If the additional drive power is required when driving backwards, the reverse gear of the transmission 7 is switched on and the hand lever 44 is moved in the reverse direction, which causes the pump 12 to convey through the line 14 to the flow divider 24 and partial flows through the lines 25 and. 26 reach the hydrostatic motors 15 and 18, whereby these are driven in the reverse direction. The movement of the hand lever 44 also connects the lines 51 and 37 with one another, as a result of which the pistons of the servomotors 22 and 23 are moved to the left in the drawing and the overrunning clutches 16 and 19 responsible for reversing are switched on. If the delivery rate is increased by further movement of the hand lever 44, the speed of the hydrostatic motors 15 and 18 is increased until they can drive the rear wheels 3 and 4. If the hand lever 44 is moved further, the pressure in the line 14 increases until the piston 63 is pushed back against the action of the spring 59 so far that it releases the channel 69 , whereby the manually set pump displacement is reduced.

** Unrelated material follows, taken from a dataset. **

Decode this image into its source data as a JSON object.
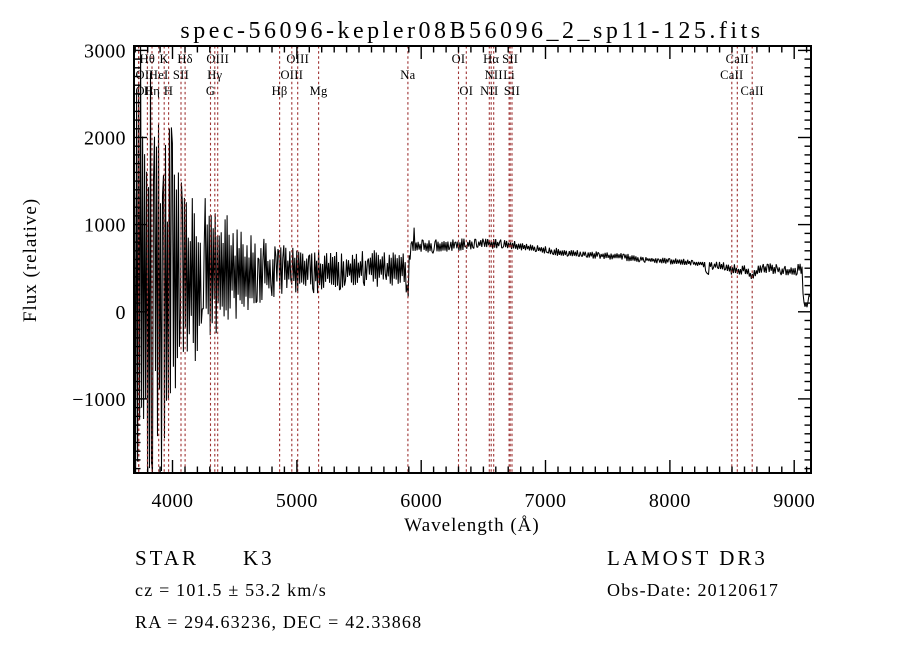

Although the invention is described in connection with a vehicle it is obvious that it is applicable in other areas as well, and although not limited to the auxiliary drive of normally idle wheels of motor vehicles. For example, the invention can also be used in hoists for lifting used by particularly heavy loads or in the drive of rolling or drafting systems will. The invention is not limited to the case where a prime mover drives both the main drive and the auxiliary drive, but it lies in the Within the scope of the invention that these drives are each driven by its own drive machine can be. Finally, instead of a hydrostatic drive, for example an electric drive can be used.

Claims (2)

PATENT CLAIMS: 1. Drive, preferably for motor vehicles, consisting of an in particular mechanical main drive and an optionally switchable, in particular hydrostatic auxiliary drive, preferably for the vehicle wheels that run along with the main drive without a drive; characterized in that a known, by a hand lever (44) continuously adjustable and reversible transmission, such as a hydrostatic transmission (12, 15, 18), is provided in the auxiliary drive, the transmission ratio of which is set by the hand lever (44), as per se known, is overridden in dependence on the exceeding of the torque over a predeterminable value automatically and over in the direction of action in function of the set direction of travel switchable freewheel clutches (16 and 19) acts on the output as to the follower vehicle wheels (3 and 4) . 2. Drive after Claim 1, characterized in that in a known manner both for the The main drive and the auxiliary drive each have their own drive machine is provided. Documents considered: German Auslegeschrift No. 1012191; German Patent Nos. 941 955, 887 662, 583 359; British patents No. 791903, 684 233, 670 086; U.S. Patent No. 2,896,411. In. Considered older patents: German Patent No. 1115140.